Rowdy sports fans exist the world over, but the soccer devotees in Kaiserslautern always seemed particularly intense to me.
So when I decided to go to a recent 1. FC Kaiserslautern home game alone, I was prepared for the worst.
It was a Sunday afternoon match against Magdeburg. As usual, doors opened two hours before kickoff, and around that time, I was on the corner of Bahnhofstrasse and Eisenbahnstrasse in front of Betzebud, the food stand a stone’s throw away from the train station, where many ticketholders enjoy snacks and drinks before the 10-minute, uphill walk to the stadium.
The road up was teeming with supporters, and it was difficult to spot anyone not wearing an FC Kaiserslautern shirt, hat or scarf. Those without apparel could buy some at one of several stands along the route. The scarves — the most popular item, according to the vendors — cost between 10 and 13 euros.
As I approached the stadium, it looked like the unruly atmosphere I had expected would become a reality, when a man clenching a bottle of beer began yelling incoherently. But after walking past him and onto the stadium grounds, I found a much different ambience.
I had to make my way around most of the stadium to reach my seat, and at nearly every turn, I saw families with children, couples who appeared to be on dates and even a handful of Americans talking loudly in English. The atmosphere brought back fond childhood memories of going to Detroit Tigers baseball games with my grandpa.
Moving past the exterior hallways and into the seating area of the stadium was astonishing, as I’m sure most people who experience it for the first time after living in Kaiserslautern for a while would agree. “How have I never been here before?” I asked myself. It’s massive.
The stadium’s capacity of just under 50,000 is about half the city’s population. It’s so big that it was used to host five World Cup games in 2006, including a meeting between the United States and Italy.
When I bought my ticket a couple of days before the league game, most had already sold out, a testament to the community’s passion for the sport.
Indeed, the only thing I ever hear people who are unfamiliar with Kaiserslautern say they know about the city — besides its large American military community — is its storied soccer history.
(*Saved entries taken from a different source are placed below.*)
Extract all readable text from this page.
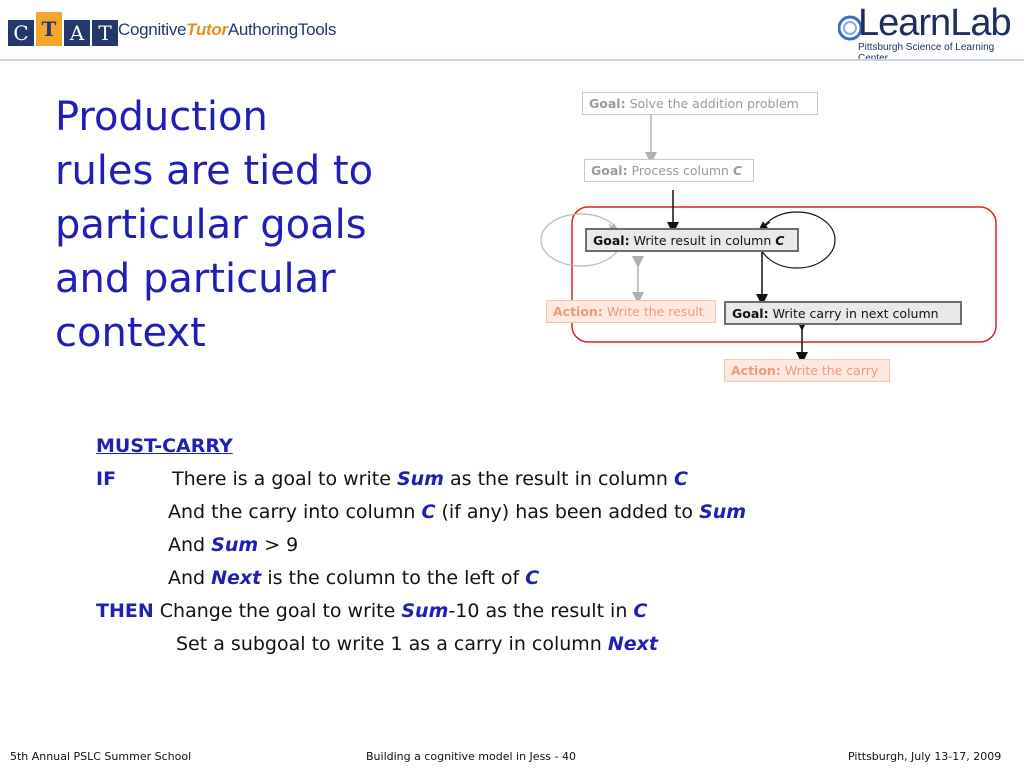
C T A T CognitiveTutorAuthoringTools	LearnLab
Pittsburgh Science of Learning
Production
rules are tied to
particular goals
and particular
context
Goal: Solve the addition problem
Goal: Process column
C
Goal: Write result in column
C
Action: Write the result Goal: Write carry in next column
Action: Write the carry
MUST-CARRY
IF	There is a goal to write Sum as the result in column C
And the carry into column C (if any) has been added to Sum
And Sum > 9
And Next is the column to the left of C
THEN Change the goal to write Sum-10 as the result in C
Set a subgoal to write 1 as a carry in column Next
5th Annual PSLC Summer School	Building a cognitive model in Jess - 40	Pittsburgh, July 13-17, 2009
FC Kaiserslautern historically has been one of the most successful German soccer clubs and was an inaugural Bundesliga member. The team also formed much of West Germany’s 1954 World Cup-winning squad.
The unlikely victory against Hungary became known as the Miracle of Bern, which helped to heal a nation rising from the horror of World War II and in need of inspiration. Fritz Walter, who spent his entire career with Kaiserslautern, was the team’s captain.
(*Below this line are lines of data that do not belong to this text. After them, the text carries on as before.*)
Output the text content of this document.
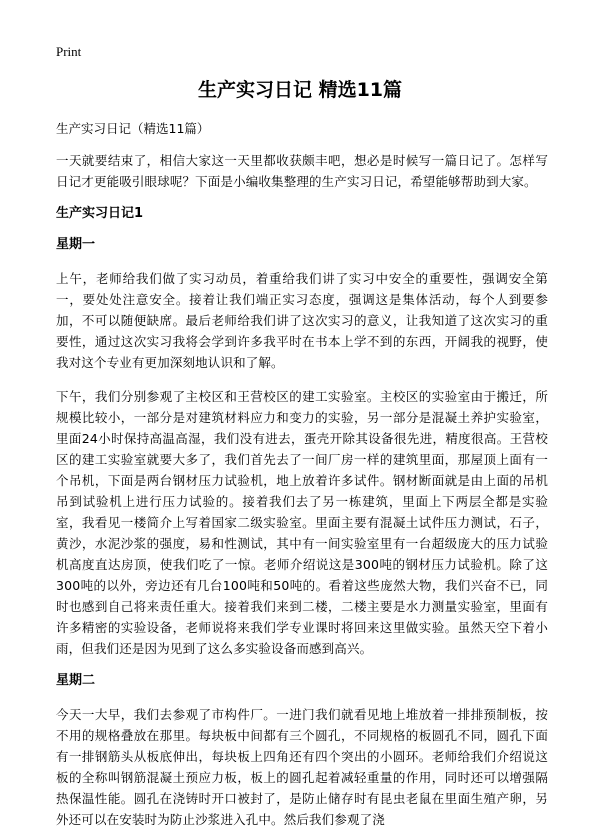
Print
生产实习日记 精选11篇

生产实习日记（精选11篇）

一天就要结束了，相信大家这一天里都收获颇丰吧，想必是时候写一篇日记了。怎样写日记才更能吸引眼球呢？下面是小编收集整理的生产实习日记，希望能够帮助到大家。

生产实习日记1

星期一

上午，老师给我们做了实习动员，着重给我们讲了实习中安全的重要性，强调安全第一，要处处注意安全。接着让我们端正实习态度，强调这是集体活动，每个人到要参加，不可以随便缺席。最后老师给我们讲了这次实习的意义，让我知道了这次实习的重要性，通过这次实习我将会学到许多我平时在书本上学不到的东西，开阔我的视野，使我对这个专业有更加深刻地认识和了解。

下午，我们分别参观了主校区和王营校区的建工实验室。主校区的实验室由于搬迁，所规模比较小，一部分是对建筑材料应力和变力的实验，另一部分是混凝土养护实验室，里面24小时保持高温高湿，我们没有进去，蛋壳开除其设备很先进，精度很高。王营校区的建工实验室就要大多了，我们首先去了一间厂房一样的建筑里面，那屋顶上面有一个吊机，下面是两台钢材压力试验机，地上放着许多试件。钢材断面就是由上面的吊机吊到试验机上进行压力试验的。接着我们去了另一栋建筑，里面上下两层全都是实验室，我看见一楼简介上写着国家二级实验室。里面主要有混凝土试件压力测试，石子，黄沙，水泥沙浆的强度，易和性测试，其中有一间实验室里有一台超级庞大的压力试验机高度直达房顶，使我们吃了一惊。老师介绍说这是300吨的钢材压力试验机。除了这300吨的以外，旁边还有几台100吨和50吨的。看着这些庞然大物，我们兴奋不已，同时也感到自己将来责任重大。接着我们来到二楼，二楼主要是水力测量实验室，里面有许多精密的实验设备，老师说将来我们学专业课时将回来这里做实验。虽然天空下着小雨，但我们还是因为见到了这么多实验设备而感到高兴。

星期二

今天一大早，我们去参观了市构件厂。一进门我们就看见地上堆放着一排排预制板，按不用的规格叠放在那里。每块板中间都有三个圆孔，不同规格的板圆孔不同，圆孔下面有一排钢筋头从板底伸出，每块板上四角还有四个突出的小圆环。老师给我们介绍说这板的全称叫钢筋混凝土预应力板，板上的圆孔起着减轻重量的作用，同时还可以增强隔热保温性能。圆孔在浇铸时开口被封了，是防止储存时有昆虫老鼠在里面生殖产卵，另外还可以在安装时为防止沙浆进入孔中。然后我们参观了浇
FC Kaiserslautern’s performance has waned in recent years, but it managed to advance from the third to the second division this season, and supporters at the recent league game spent the entire 90-plus minutes cheering for further success.
The synchronized support from the crowd in the form of songs, chants and rhythmic clapping was way more than the occasional wave I remember at the Tigers’ games. It was quite a spectacle.
While the fanatic behavior would be disruptive, even threatening, in town, in the stadium it had a different effect. It evoked a feeling of solidarity that was palpable even though I didn’t know the words to the songs or the chants.
The game itself was entertaining, ending in a 4-4 draw. But the overall experience of being a spectator, and seeing a new aspect of Kaiserslautern, is what I’ll remember most.
On the QT
Address: Fritz-Walter-Strasse 1, Kaiserslautern, Germany
Hours: The dates and times for FC Kaiserslautern home and away games during the 2022-23 season can be found here. A stadium museum is open to the public on the first Wednesday of each month between 2 and 6 p.m. Admission is 4 euros.
Cost: Prices vary depending on seat location. Tickets can be purchased directly on FC Kaiserslautern’s website and require an account.